Is het u niet voldoende, op de beste weide te grazen, dat ge met uw hoeven het overig weiland vertrapt; of van het klaarste water te drinken, dat ge met uw poten de rest van het water bevuilt?
19 And my sheepe eate that which yee haue troden with your feete, and drinke that which ye haue troubled with your feete.
Moet dan mijn kudde grazen wat uw hoeven hebben vertrapt, drinken wat uw poten hebben bevuild?
20 Therefore thus sayth the Lord God vnto them, behold, I, euen I wil iudge betweene the fat sheepe and the leane sheepe.
Daarom zegt Jahweh, de Heer: Ik kom op u af, om recht te doen tussen het vetgemeste schaap en het magere dier;
21 Because ye haue thrust with side and with shoulder, and pusht al the weake with your hornes, till ye haue scattered them abroade,
want ge hebt zolang met flank en schouder alle zwakke dieren gedrongen en met uw horens gestoten, tot ze buiten de weide gejaagd zijn.
22 Therefore wil I helpe my sheepe, and they shall no more be spoyled, and I wil iudge betweene sheepe and sheepe.
Ik zal mijn schapen redden, zodat ze niet meer worden geroofd; maar ook zal Ik recht doen tussen het ene schaap en het andere!
23 And I wil set vp a shepherd ouer them, and he shall feede them, euen my seruant Dauid, he shall feede them, and he shalbe their shepherd.
Ik zal over hen één Herder aanstellen, om ze te hoeden: mijn dienaar David.
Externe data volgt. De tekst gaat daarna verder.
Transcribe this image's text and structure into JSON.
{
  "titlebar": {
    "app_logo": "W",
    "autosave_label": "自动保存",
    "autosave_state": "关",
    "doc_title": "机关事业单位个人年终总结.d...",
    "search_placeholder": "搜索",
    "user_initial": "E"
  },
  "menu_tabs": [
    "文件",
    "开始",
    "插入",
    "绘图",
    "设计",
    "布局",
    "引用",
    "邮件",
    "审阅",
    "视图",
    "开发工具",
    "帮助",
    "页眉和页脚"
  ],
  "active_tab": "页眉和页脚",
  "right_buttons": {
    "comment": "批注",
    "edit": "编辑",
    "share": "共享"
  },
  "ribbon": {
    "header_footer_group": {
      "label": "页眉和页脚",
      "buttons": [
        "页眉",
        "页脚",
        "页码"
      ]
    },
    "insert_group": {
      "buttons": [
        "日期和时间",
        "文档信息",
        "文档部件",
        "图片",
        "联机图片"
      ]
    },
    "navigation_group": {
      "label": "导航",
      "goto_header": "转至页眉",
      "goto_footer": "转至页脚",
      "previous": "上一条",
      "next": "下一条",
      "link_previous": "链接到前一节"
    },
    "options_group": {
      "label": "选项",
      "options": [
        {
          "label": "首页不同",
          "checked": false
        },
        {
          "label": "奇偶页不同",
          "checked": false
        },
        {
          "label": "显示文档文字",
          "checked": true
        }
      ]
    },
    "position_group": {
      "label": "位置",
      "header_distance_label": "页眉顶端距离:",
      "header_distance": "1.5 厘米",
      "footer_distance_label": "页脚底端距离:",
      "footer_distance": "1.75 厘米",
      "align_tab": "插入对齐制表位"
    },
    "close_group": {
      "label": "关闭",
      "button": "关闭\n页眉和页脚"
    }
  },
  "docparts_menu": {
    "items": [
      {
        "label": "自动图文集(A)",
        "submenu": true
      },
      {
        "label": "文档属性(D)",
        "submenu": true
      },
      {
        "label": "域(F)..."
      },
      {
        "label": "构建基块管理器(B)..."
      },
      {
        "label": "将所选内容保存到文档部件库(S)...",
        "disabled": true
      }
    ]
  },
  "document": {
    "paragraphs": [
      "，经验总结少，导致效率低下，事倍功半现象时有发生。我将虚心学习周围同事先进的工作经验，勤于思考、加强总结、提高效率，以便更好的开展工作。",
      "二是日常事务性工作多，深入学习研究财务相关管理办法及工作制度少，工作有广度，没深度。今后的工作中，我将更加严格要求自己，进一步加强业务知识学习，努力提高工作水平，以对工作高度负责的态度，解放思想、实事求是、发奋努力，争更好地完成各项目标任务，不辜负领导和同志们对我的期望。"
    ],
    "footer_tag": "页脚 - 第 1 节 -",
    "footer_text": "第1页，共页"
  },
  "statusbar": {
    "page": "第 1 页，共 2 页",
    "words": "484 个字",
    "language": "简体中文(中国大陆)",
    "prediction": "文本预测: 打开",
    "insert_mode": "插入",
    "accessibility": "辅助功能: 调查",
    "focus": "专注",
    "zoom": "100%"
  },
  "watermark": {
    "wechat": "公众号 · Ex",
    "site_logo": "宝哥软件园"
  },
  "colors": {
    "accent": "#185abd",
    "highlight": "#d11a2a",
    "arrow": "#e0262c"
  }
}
Die zal ze weiden, een echte herder voor hen zijn.
24 And I the Lord will be their God, and my seruant Dauid shalbe the prince amog them. I the Lord haue spoken it.
Ik, Jahweh, zal hun God zijn, en mijn dienaar David een vorst in hun midden; Ik, Jahweh, heb het gezegd!
25 And I will make with them a couenant of peace, and will cause the euil beastes to cease out of the land: and they shall dwel safely in the wildernesse, and sleepe in the woods.
Ik zal met hen een bond van vrede sluiten, en de wilde beesten uit het land verjagen, zodat zij zelfs op de steppe nog veilig zijn, en in de bossen rustig kunnen slapen.
26 And I wil set them, as a blessing, euen roud about my mountaine: and I will cause rayne to come downe in due season, and there shalbe raine of blessing.
Op zijn tijd zal Ik milde regen geven, en de buien laten stromen: malse buien!
27 And the tree of the fielde shall yeeld her fruite, and the earth shall giue her fruite, and they shalbe safe in their land, and shall know that I am the Lord, when I haue broken the cordes of their yoke, and deliuered them out of the hands of those that serued themselues of them.
zodat de bomen op het veld hun vruchten dragen, en de akker zijn opbrengst zal geven. Dan zullen ze rustig wonen op hun grond, en erkennen, dat Ik Jahweh ben, als Ik de stangen van hun juk heb verbroken, hen uit de vuist van hun verdrukkers heb bevrijd.
28 And they shall no more be spoyled of the heathen, neither shall the beastes of the land deuoure them, but they shall dwell safely and none shall make them afrayd.
Nooit meer zullen ze een prooi der volken worden, of zullen wilde beesten hen verscheuren; in veiligheid zullen ze wonen, en niemand schrikt ze weer op!
29 And I will rayse vp for them a plant of renoume, and they shalbe no more consumed with hunger in the land, neither beare the reproche of the heathen any more.
Ik zal hun gewassen welig doen groeien, zodat er niemand in het land van honger meer omkomt, en ze de spot der volken niet meer hoeven te dragen.
30 Thus shall they vnderstande, that I the Lord their God am with them, and that they, euen the house of Israel, are my people, sayth the Lord God.
Zo zullen ze erkennen, dat Ik, Jahweh, hun God ben, en dat Israëls huis mijn volk is, zegt Jahweh, de Heer.
31 And yee my sheepe, the sheepe of my pasture are men, and I am your God, saith the Lord God.
Ja, gij zijt mijn kudde, mijn eigen schapen; en Ik ben uw God, zegt Jahweh, de Heer!